For this year’s issue, PGN covers a lot of ground. We have a piece looking back on the 30-year AIDS epidemic Victoria Brownworth, who reported on HIV/AIDS for PGN in the early years. We have an installment of our recently started column, Millennial Poz, looking at HIV/AIDS from the perspective of a newly poz gay man in his 20s. We interviewed Chaz Bono, who was in town last week for the 10th annual Trans Health Conference. We spoke to Aisha Tyler, this year’s Pride headliner. We spoke to numerous folks in the arts and entertainment industry — musicians, singers, playwrights, photographers and drag queens. We talked to community members about LGBT representation in film. We cover summer events, the debut of a new gay theater company and allies working on behalf of LGBT issues. We mark the deaths of community members with obituaries. And cover pro- and antigay politicians, legislation and lawsuits. We cover fundraisers, conventions and parties.
For PGN, this is our bread and butter.
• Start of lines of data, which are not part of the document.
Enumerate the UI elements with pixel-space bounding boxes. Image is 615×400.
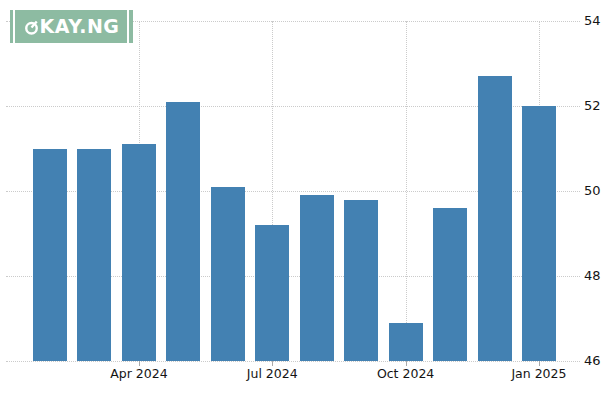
x-axis-tick-label: Jul 2024 — [247, 367, 298, 381]
chart-container: 46 48 50 52 54 Apr 2024 Jul 2024 Oct 2024 Jan 20… — [0, 0, 615, 400]
logo-left-stripe — [13, 10, 15, 43]
axis-labels-layer: 46 48 50 52 54 Apr 2024 Jul 2024 Oct 2024 Jan 20… — [0, 0, 615, 400]
y-axis-tick-label: 48 — [584, 269, 601, 283]
x-axis-tick-label: Jan 2025 — [511, 367, 566, 381]
y-axis-tick-label: 46 — [584, 354, 601, 368]
logo-text: KAY.NG — [24, 17, 120, 36]
okay-ng-logo: KAY.NG — [10, 10, 133, 43]
logo-o-icon — [24, 19, 39, 34]
logo-text-rest: KAY.NG — [40, 17, 120, 36]
y-axis-tick-label: 52 — [584, 99, 601, 113]
y-axis-tick-label: 54 — [584, 14, 601, 28]
x-axis-tick-label: Apr 2024 — [110, 367, 167, 381]
x-axis-tick-label: Oct 2024 — [377, 367, 434, 381]
y-axis-tick-label: 50 — [584, 184, 601, 198]
logo-right-stripe — [127, 10, 129, 43]
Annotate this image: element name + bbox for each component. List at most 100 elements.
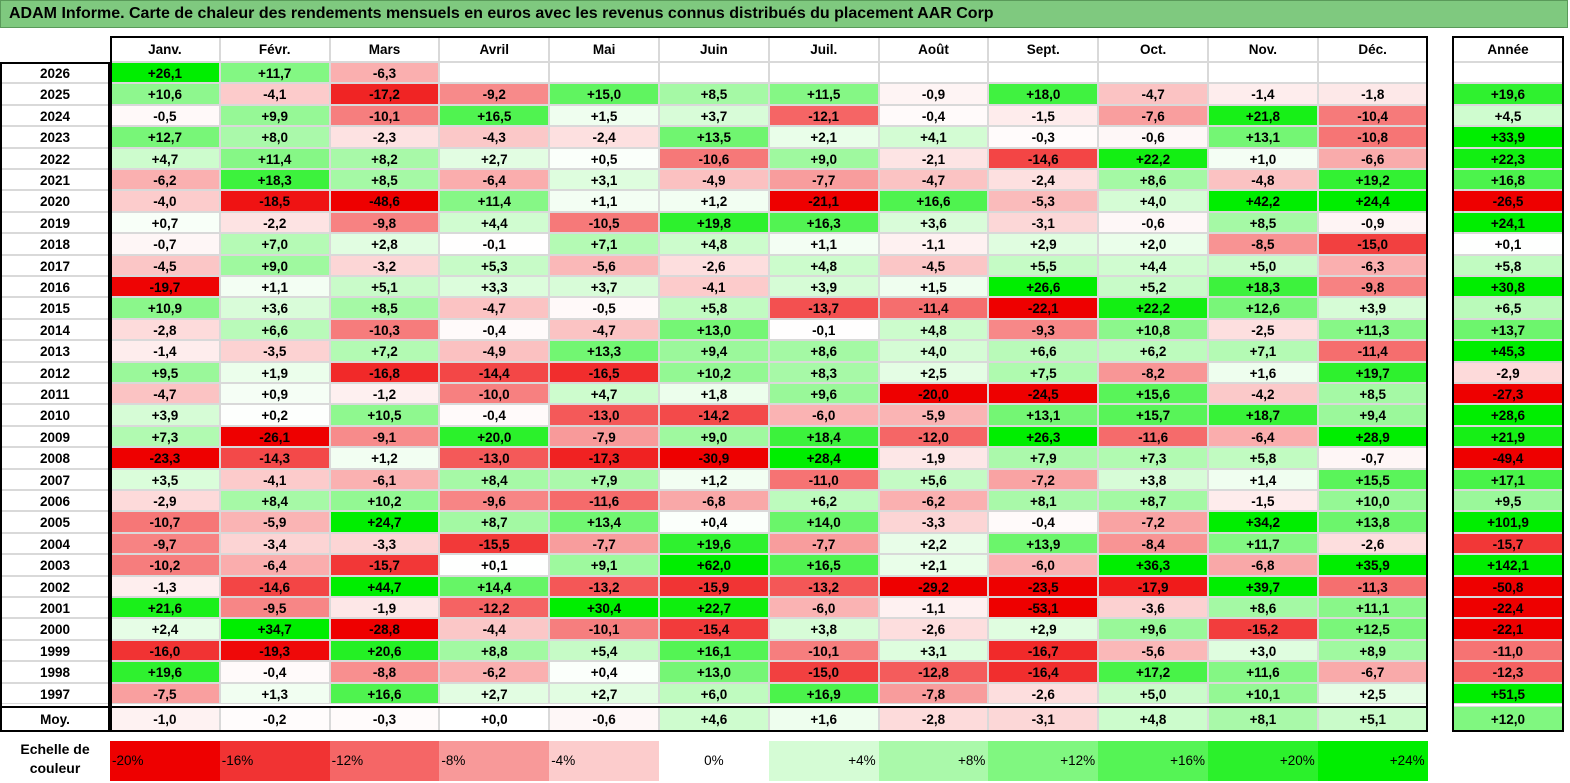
heatmap-cell: +24,4 [1317,190,1428,212]
average-cell: +4,8 [1098,706,1208,732]
heatmap-cell: +1,6 [1208,361,1318,383]
heatmap-cell: +2,5 [1317,682,1428,704]
column-header: Juin [659,36,769,62]
heatmap-cell [768,62,879,84]
heatmap-cell: -17,3 [549,447,659,469]
heatmap-cell: -17,9 [1098,575,1208,597]
heatmap-cell: +2,7 [439,147,550,169]
heatmap-cell: +15,7 [1098,404,1208,426]
heatmap-cell: +0,7 [110,211,220,234]
heatmap-cell: -4,7 [549,318,659,341]
heatmap-cell: +13,4 [549,511,659,533]
heatmap-cell: -12,8 [878,661,989,683]
heatmap-cell: -15,0 [768,661,879,683]
heatmap-cell: +6,0 [659,682,769,704]
heatmap-cell: +62,0 [659,554,769,576]
year-cell: +24,1 [1452,211,1564,234]
chart-title: ADAM Informe. Carte de chaleur des rende… [0,0,1568,28]
heatmap-cell: +18,4 [768,425,879,448]
average-cell: +0,0 [439,706,550,732]
heatmap-cell: -5,6 [1098,639,1208,662]
heatmap-cell: +9,1 [549,554,659,576]
heatmap-cell: +15,0 [549,83,659,105]
year-cell: +22,3 [1452,147,1564,169]
heatmap-cell: +2,7 [549,682,659,704]
heatmap-cell: -7,8 [878,682,989,704]
heatmap-cell: -6,2 [110,169,220,191]
heatmap-cell: -5,3 [988,190,1099,212]
heatmap-cell: +36,3 [1098,554,1208,576]
heatmap-cell: +3,3 [439,276,550,298]
column-header: Juil. [768,36,879,62]
average-cell: -2,8 [878,706,989,732]
heatmap-cell: +16,1 [659,639,769,662]
heatmap-cell: +13,9 [988,532,1099,555]
heatmap-cell: -6,8 [659,490,769,512]
heatmap-cell: -2,8 [110,318,220,341]
heatmap-cell: -1,4 [1208,83,1318,105]
row-label: 2000 [0,618,110,640]
row-label: 2015 [0,297,110,319]
heatmap-cell: +34,2 [1208,511,1318,533]
heatmap-cell: -26,1 [219,425,330,448]
heatmap-cell: +18,0 [988,83,1099,105]
heatmap-cell: -24,5 [988,383,1099,405]
year-cell: +13,7 [1452,318,1564,341]
heatmap-cell: -9,8 [1317,276,1428,298]
year-cell: -11,0 [1452,639,1564,662]
heatmap-cell: +8,5 [659,83,769,105]
heatmap-cell: -4,4 [439,618,550,640]
heatmap-cell: -10,1 [768,639,879,662]
heatmap-cell: +3,1 [549,169,659,191]
row-label: 1998 [0,661,110,683]
column-header: Avril [439,36,550,62]
row-label: 2012 [0,361,110,383]
heatmap-cell: +4,4 [439,211,550,234]
heatmap-cell: +22,2 [1098,147,1208,169]
heatmap-cell: -4,7 [439,297,550,319]
heatmap-cell: -1,5 [1208,490,1318,512]
heatmap-cell: -0,4 [878,104,989,127]
heatmap-cell: +6,6 [988,340,1099,362]
heatmap-cell: -2,9 [110,490,220,512]
heatmap-cell: -1,2 [329,383,440,405]
heatmap-cell: +12,6 [1208,297,1318,319]
heatmap-cell: +3,9 [1317,297,1428,319]
heatmap-cell [1208,62,1318,84]
heatmap-cell: +2,1 [768,126,879,148]
heatmap-cell: -6,3 [1317,254,1428,276]
heatmap-cell: -4,2 [1208,383,1318,405]
heatmap-cell: +2,0 [1098,233,1208,255]
heatmap-cell: +16,6 [878,190,989,212]
heatmap-cell: -13,0 [549,404,659,426]
average-year-cell: +12,0 [1452,706,1564,732]
heatmap-cell: -9,7 [110,532,220,555]
column-header: Déc. [1317,36,1428,62]
year-cell: +5,8 [1452,254,1564,276]
heatmap-cell: +7,2 [329,340,440,362]
row-label: 2023 [0,126,110,148]
heatmap-cell: +3,0 [1208,639,1318,662]
heatmap-cell: +11,4 [219,147,330,169]
heatmap-cell: +17,2 [1098,661,1208,683]
average-cell: -0,2 [219,706,330,732]
heatmap-cell: +20,6 [329,639,440,662]
heatmap-cell: -2,6 [988,682,1099,704]
heatmap-cell: +18,3 [1208,276,1318,298]
heatmap-cell: +15,6 [1098,383,1208,405]
heatmap-cell: +16,5 [439,104,550,127]
heatmap-cell: -16,8 [329,361,440,383]
average-cell: +8,1 [1208,706,1318,732]
heatmap-cell: -10,8 [1317,126,1428,148]
average-cell: +1,6 [768,706,879,732]
heatmap-cell: +1,1 [549,190,659,212]
year-cell: +142,1 [1452,554,1564,576]
heatmap-cell: +19,2 [1317,169,1428,191]
heatmap-cell: +1,5 [878,276,989,298]
year-cell [1452,62,1564,84]
heatmap-cell: +4,4 [1098,254,1208,276]
heatmap-cell: -16,5 [549,361,659,383]
heatmap-cell: +26,6 [988,276,1099,298]
legend-swatch: +16% [1098,741,1208,781]
heatmap-cell: +18,3 [219,169,330,191]
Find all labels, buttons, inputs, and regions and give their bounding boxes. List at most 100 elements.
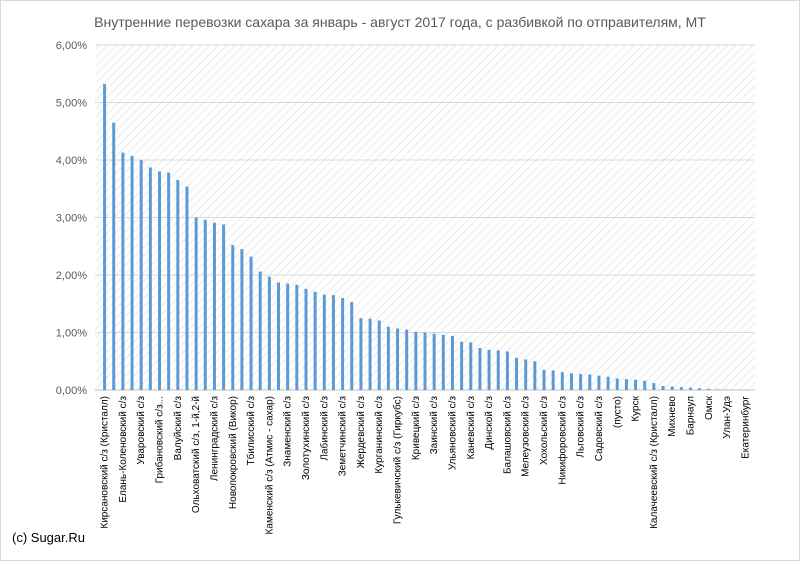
bar <box>240 249 244 390</box>
x-tick-label: Мелеузовский с/з <box>521 396 532 477</box>
bar <box>597 375 601 391</box>
bar <box>615 378 619 390</box>
bar <box>716 389 720 390</box>
x-tick-label: Уваровский с/з <box>136 396 147 465</box>
bar <box>148 167 152 390</box>
bar <box>167 172 171 390</box>
bar <box>103 84 107 390</box>
bar <box>441 334 445 390</box>
x-tick-label: Каневский с/з <box>466 396 477 460</box>
copyright-watermark: (c) Sugar.Ru <box>12 530 85 545</box>
y-tick-label: 4,00% <box>56 155 87 167</box>
x-tick-label: Новопокровский (Викор) <box>228 396 239 509</box>
bars <box>103 84 747 391</box>
bar <box>112 122 116 391</box>
bar <box>414 331 418 390</box>
bar <box>679 387 683 391</box>
x-tick-label: Заинский с/з <box>429 396 440 455</box>
x-tick-label: Ленинградский с/з <box>209 396 220 481</box>
bar <box>707 388 711 390</box>
y-tick-label: 5,00% <box>56 98 87 110</box>
x-axis: Кирсановский с/з (Кристалл) Елань-Коленов… <box>100 395 752 534</box>
bar <box>396 328 400 390</box>
bar <box>515 357 519 390</box>
bar <box>121 152 125 390</box>
bar <box>295 284 299 390</box>
bar <box>130 155 134 390</box>
x-tick-label: Улан-Удэ <box>722 396 733 439</box>
x-tick-label: Кривецкий с/з <box>411 396 422 461</box>
x-tick-label: Калачеевский с/з (Кристалл) <box>649 396 660 529</box>
x-tick-label: Тбилисский с/з <box>245 396 257 466</box>
bar <box>139 160 143 390</box>
bar <box>203 219 207 390</box>
bar <box>588 374 592 390</box>
bar <box>579 373 583 390</box>
bar <box>249 256 253 390</box>
bar <box>304 288 308 390</box>
x-tick-label: Жердевский с/з <box>356 396 367 469</box>
y-tick-label: 0,00% <box>56 385 87 397</box>
bar <box>643 380 647 390</box>
x-tick-label: Кирсановский с/з (Кристалл) <box>100 396 111 529</box>
x-tick-label: (пусто) <box>612 396 623 428</box>
bar <box>341 298 345 390</box>
bar <box>560 372 564 390</box>
bar <box>505 351 509 390</box>
bar <box>176 180 180 390</box>
bar <box>158 171 162 390</box>
bar <box>194 217 198 390</box>
bar <box>460 341 464 390</box>
bar <box>496 350 500 390</box>
bar <box>606 376 610 390</box>
x-tick-label: Елань-Коленовский с/з <box>118 396 129 503</box>
x-tick-label: Земетчинский с/з <box>338 396 349 477</box>
x-tick-label: Каменский с/з (Атмис - сахар) <box>264 396 275 534</box>
bar <box>450 335 454 390</box>
bar <box>313 291 317 390</box>
bar <box>350 302 354 390</box>
bar <box>222 224 226 390</box>
bar <box>569 373 573 390</box>
bar <box>698 388 702 390</box>
bar <box>542 369 546 391</box>
x-tick-label: Хохольский с/з <box>539 396 550 465</box>
bar <box>670 386 674 390</box>
bar <box>231 245 235 390</box>
bar <box>377 320 381 390</box>
bar <box>359 318 363 391</box>
y-tick-label: 1,00% <box>56 328 87 340</box>
bar <box>423 332 427 390</box>
bar <box>533 361 537 390</box>
x-tick-label: Екатеринбург <box>739 396 751 459</box>
x-tick-label: Динской с/з <box>484 396 495 450</box>
x-tick-label: Курганинский с/з <box>374 396 385 474</box>
bar <box>267 276 271 390</box>
bar <box>487 349 491 390</box>
x-tick-label: Балашовский с/з <box>502 396 513 474</box>
x-tick-label: Михнево <box>667 396 678 437</box>
y-tick-label: 2,00% <box>56 270 87 282</box>
y-tick-label: 6,00% <box>56 40 87 52</box>
x-tick-label: Грибановский с/з... <box>154 396 166 483</box>
bar <box>478 348 482 390</box>
x-tick-label: Ульяновский с/з <box>447 396 458 471</box>
bar <box>386 326 390 390</box>
bar <box>551 370 555 390</box>
x-tick-label: Садовский с/з <box>594 396 605 462</box>
x-tick-label: Омск <box>704 395 715 420</box>
y-axis: 0,00% 1,00% 2,00% 3,00% 4,00% 5,00% 6,00% <box>56 40 87 397</box>
bar <box>185 186 189 390</box>
bar <box>277 282 281 390</box>
x-tick-label: Ольховатский с/з, 1-й,2-й <box>191 396 202 513</box>
x-tick-label: Знаменский с/з <box>283 396 294 467</box>
x-tick-label: Никифоровский с/з <box>556 396 568 485</box>
x-tick-label: Гулькевичский с/з (Гиркубс) <box>392 396 404 524</box>
bar <box>322 294 326 390</box>
bar <box>212 222 216 390</box>
x-tick-label: Валуйский с/з <box>173 396 184 461</box>
bar <box>405 329 409 391</box>
bar <box>331 295 335 391</box>
x-tick-label: Барнаул <box>685 396 696 435</box>
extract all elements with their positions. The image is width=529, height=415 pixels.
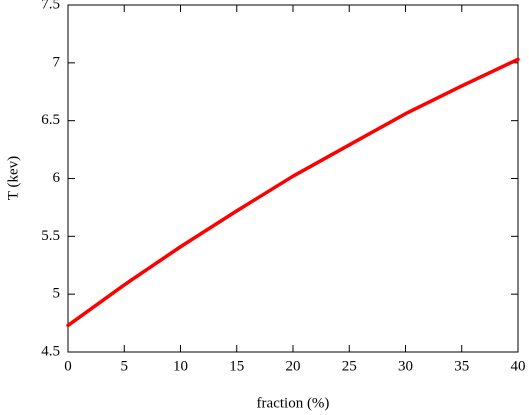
x-tick-label: 30	[398, 358, 413, 374]
x-axis-label: fraction (%)	[257, 395, 330, 411]
x-tick-label: 35	[454, 358, 469, 374]
y-tick-label: 7	[53, 54, 61, 70]
y-tick-label: 5.5	[41, 228, 60, 244]
plot-frame	[67, 4, 519, 353]
x-tick-label: 20	[286, 358, 301, 374]
y-tick-label: 5	[53, 286, 61, 302]
x-tick-label: 5	[121, 358, 129, 374]
x-tick-label: 10	[173, 358, 188, 374]
y-tick-label: 6	[53, 170, 61, 186]
x-tick-label: 25	[342, 358, 357, 374]
y-tick-label: 6.5	[41, 112, 60, 128]
x-tick-label: 0	[64, 358, 72, 374]
y-tick-label: 4.5	[41, 343, 60, 359]
data-line	[66, 57, 520, 328]
x-tick-label: 40	[511, 358, 526, 374]
y-tick-label: 7.5	[41, 0, 60, 12]
x-tick-label: 15	[229, 358, 244, 374]
y-axis-label: T (kev)	[5, 156, 21, 200]
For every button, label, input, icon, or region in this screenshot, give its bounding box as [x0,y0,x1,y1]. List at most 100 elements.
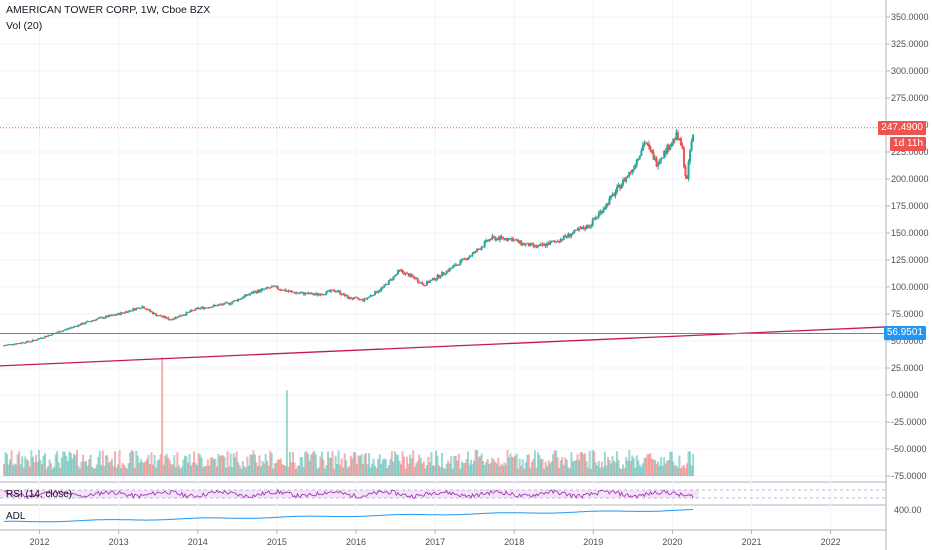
volume-bar [567,467,570,476]
candle-body [333,289,336,292]
candle-body [457,264,460,266]
candle-body [225,302,228,304]
candle-body [275,286,278,288]
candle-body [509,238,512,240]
candle-body [578,228,581,230]
candle-body [383,284,386,288]
x-tick-label: 2016 [346,537,366,547]
candle-body [145,309,148,311]
volume-bar [492,459,495,476]
volume-bar [570,452,573,476]
candle-body [536,246,539,248]
candle-body [118,313,121,315]
candle-body [562,235,565,240]
volume-bar [508,457,511,476]
candle-body [673,138,676,140]
volume-bar [182,459,185,476]
volume-bar [145,459,148,476]
volume-bar [295,468,298,476]
candle-body [86,321,89,323]
candle-body [393,275,396,277]
candle-body [623,179,626,182]
volume-bar [541,458,544,476]
time-axis[interactable]: 2012 2013 2014 2015 2016 2017 2018 2019 2020 2021… [0,529,886,547]
chart-title: AMERICAN TOWER CORP, 1W, Cboe BZX [6,4,211,16]
volume-bar [47,466,50,476]
candle-body [15,343,18,345]
candle-body [453,264,456,267]
volume-bar [398,461,401,476]
volume-bar [441,452,444,476]
candle-body [91,320,94,322]
x-tick-label: 2018 [504,537,524,547]
volume-bar [156,460,159,476]
volume-bar [139,458,142,476]
candle-body [293,292,296,294]
candle-body [529,243,532,247]
candle-body [640,150,643,156]
candle-body [16,343,19,345]
candle-body [643,143,646,146]
candle-body [234,300,237,302]
volume-bar [282,464,285,476]
volume-bar [144,461,147,476]
volume-bar [574,460,577,476]
candle-body [97,318,100,320]
volume-bar [546,466,549,476]
candle-body [395,273,398,276]
volume-bar [101,450,104,476]
candle-body [339,290,342,295]
volume-bar [223,456,226,476]
candle-body [253,291,256,294]
candle-body [243,295,246,298]
y-tick-label: -25.0000 [891,417,927,427]
volume-bar [226,451,229,476]
rsi-pane [0,488,886,500]
volume-bar [403,456,406,476]
volume-bar [159,453,162,476]
candle-body [424,285,427,287]
candle-body [463,258,466,260]
candle-body [654,157,657,160]
candle-body [512,239,515,242]
volume-bar [33,462,36,476]
x-tick-label: 2019 [583,537,603,547]
adl-tick-label: 400.00 [894,505,922,515]
candle-body [349,297,352,299]
volume-bar [290,462,293,476]
y-tick-label: 300.0000 [891,66,929,76]
candle-body [258,289,261,292]
candle-body [389,279,392,281]
candle-body [474,251,477,253]
volume-bar [445,463,448,476]
candle-body [214,304,217,306]
candle-body [264,288,267,290]
volume-bar [497,457,500,476]
candle-body [117,313,120,315]
volume-bar [366,464,369,476]
candle-body [348,297,351,299]
candle-body [305,292,308,294]
price-axis[interactable]: 350.0000325.0000300.0000275.0000250.0000… [885,0,929,550]
volume-bar [658,465,661,476]
volume-bar [170,464,173,476]
volume-bar [692,453,695,476]
volume-bar [12,465,15,476]
volume-bar [676,467,679,476]
volume-bar [241,461,244,476]
volume-bar [97,456,100,476]
candle-body [675,132,678,140]
volume-bar [120,467,123,476]
volume-bar [284,465,287,476]
candle-body [156,315,159,317]
volume-bar [559,460,562,476]
adl-label: ADL [6,511,26,522]
volume-bar [106,455,109,476]
volume-bar [562,465,565,476]
candle-body [570,234,573,237]
volume-bar [409,454,412,476]
volume-bar [669,451,672,476]
candle-body [337,290,340,292]
volume-bar [667,460,670,476]
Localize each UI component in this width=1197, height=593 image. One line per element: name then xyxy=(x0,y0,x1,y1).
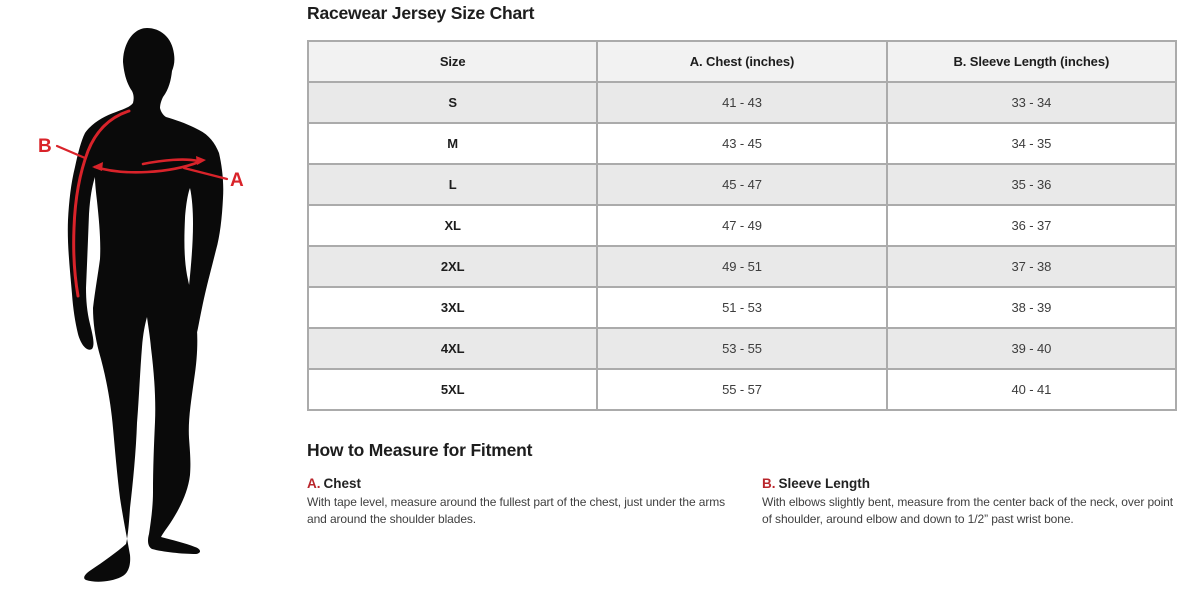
page-title: Racewear Jersey Size Chart xyxy=(307,3,535,23)
measure-chest-description: With tape level, measure around the full… xyxy=(307,495,726,526)
size-chart-table: Size A. Chest (inches) B. Sleeve Length … xyxy=(306,40,1178,411)
chest-value: 41 - 43 xyxy=(596,81,888,124)
chest-value: 47 - 49 xyxy=(596,204,888,247)
chest-value: 43 - 45 xyxy=(596,122,888,165)
body-silhouette xyxy=(67,28,224,582)
sleeve-value: 34 - 35 xyxy=(885,122,1178,165)
column-header-chest: A. Chest (inches) xyxy=(596,40,888,83)
sleeve-value: 38 - 39 xyxy=(885,286,1178,329)
chest-label-a: A xyxy=(230,170,244,191)
size-value: 5XL xyxy=(306,368,599,411)
table-row: S 41 - 43 33 - 34 xyxy=(306,81,1178,124)
size-value: 4XL xyxy=(306,327,599,370)
table-row: XL 47 - 49 36 - 37 xyxy=(306,204,1178,247)
size-value: M xyxy=(306,122,599,165)
chest-measure-line-top xyxy=(141,158,200,166)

While the Pride issue allows us to include more articles, that’s a list what we cover, week after week. We may not cover each of our reader demographics in every issue, but we try to listen to readers who note an oversight in our coverage and to suggestions on new ideas and what we could do better.
As a communications tool for the queer community — a medium — we try to think about what is important to the community at large, and to us personally. Sometimes they intersect, sometimes they don’t. We try to strike a balance between politics and entertainment, between what affects the community and its members and what we do in our leisure time. (Sometimes they intersect, sometimes they don’t.)
During Gay Pride Month, it can feel like everybody flies the rainbow flag. While it sometimes feels like everybody is jumping on the Pride bandwagon, that’s not necessarily bad. The more folks come out, the more allies give support, the more companies who participate in Pride events, the more media outlets that cover LGBT issues and people, the greater the visibility of the community.
And that’s what the LGBT community needs. Visibility, being open and out, is what gains us allies. When people know us for who and what we are — whatever that may be — they are more likely to support us.
This Pride weekend, remember that we have only made progress by being out. Celebrate who you are and make it easier for the next generation.